6.) Make your second angled cut. This yields the rough piece. A parallelogram faced prism.
7.) Measure across the closer corners on your piece.
8.) Subtract from that the distance between the ways you got earlier, plus a little more for clearance..
9.) That gives you the amount you need to mill off of the two corners. Divide that by 2 to get the amount you need to mill off each corner.
10.) Set the part up in your mill vise, adjusting the long edge of your part against a combination square's 45 degree edge to clamp it at that angle.
11.) Mill down to your depth figure (in step 9).
12.) Flip the part and mill down the other corner to your figure. Done.
vtsteam:
The steady in position with the clamp piece securing under the ways. Quite convenient to put the steady in place. The clamp turns sideways to pass through the slot in the ways, then rotates to lock against the shears as you tighten the bolt.
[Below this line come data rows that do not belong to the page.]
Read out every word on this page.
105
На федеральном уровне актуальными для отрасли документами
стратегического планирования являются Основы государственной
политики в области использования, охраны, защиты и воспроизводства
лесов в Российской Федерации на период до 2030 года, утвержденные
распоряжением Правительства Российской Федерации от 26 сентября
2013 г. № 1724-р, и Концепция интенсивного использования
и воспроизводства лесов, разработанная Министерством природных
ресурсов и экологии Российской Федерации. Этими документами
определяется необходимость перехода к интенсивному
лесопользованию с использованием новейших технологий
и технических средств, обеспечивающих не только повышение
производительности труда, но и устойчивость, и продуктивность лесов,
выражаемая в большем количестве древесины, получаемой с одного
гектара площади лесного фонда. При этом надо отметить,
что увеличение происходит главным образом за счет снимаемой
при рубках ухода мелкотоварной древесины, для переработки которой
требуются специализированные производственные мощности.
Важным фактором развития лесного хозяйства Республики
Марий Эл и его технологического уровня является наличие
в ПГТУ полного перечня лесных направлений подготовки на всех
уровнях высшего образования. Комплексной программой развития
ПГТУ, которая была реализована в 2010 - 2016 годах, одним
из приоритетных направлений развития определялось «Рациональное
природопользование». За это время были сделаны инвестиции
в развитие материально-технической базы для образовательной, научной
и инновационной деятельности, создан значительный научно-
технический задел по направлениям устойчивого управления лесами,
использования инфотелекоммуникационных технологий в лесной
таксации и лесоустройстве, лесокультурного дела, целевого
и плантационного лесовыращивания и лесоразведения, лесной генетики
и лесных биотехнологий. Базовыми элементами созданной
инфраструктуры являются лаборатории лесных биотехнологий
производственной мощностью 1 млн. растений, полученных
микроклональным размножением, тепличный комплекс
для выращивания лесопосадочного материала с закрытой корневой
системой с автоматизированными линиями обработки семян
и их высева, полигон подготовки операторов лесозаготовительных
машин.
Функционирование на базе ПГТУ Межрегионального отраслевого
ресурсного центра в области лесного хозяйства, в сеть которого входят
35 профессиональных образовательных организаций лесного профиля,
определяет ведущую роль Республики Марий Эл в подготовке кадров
In fact I'm considering replacing the clamp on both my other steady rest and the tailstock, which use a cast Craftsman/Atlas style slotted piece and bolt under, also shown below. That type requires sliding the loosened assembly on from the end of the bed, or assembling it on the bed from separated parts -- inconvenient and messy. When sliding on from the end, it often rocks and catches, or slips wrong way around, and you can't turn it to the correct orientation without removing the whole unit and starting again.
vtsteam:
I just finished the second Tee rest for the new steady. This one is substantial, made of 3/8" bar brazed to a 3/4" post. It's angled in toward the lathe center 10 degrees. I hope it will work well for metal turning with a graver. We'll soon find out. It may need some beveling on the top edge..... or not. Don't know yet
And a photo of the metal turning rest and wood turning rest, ready to try out.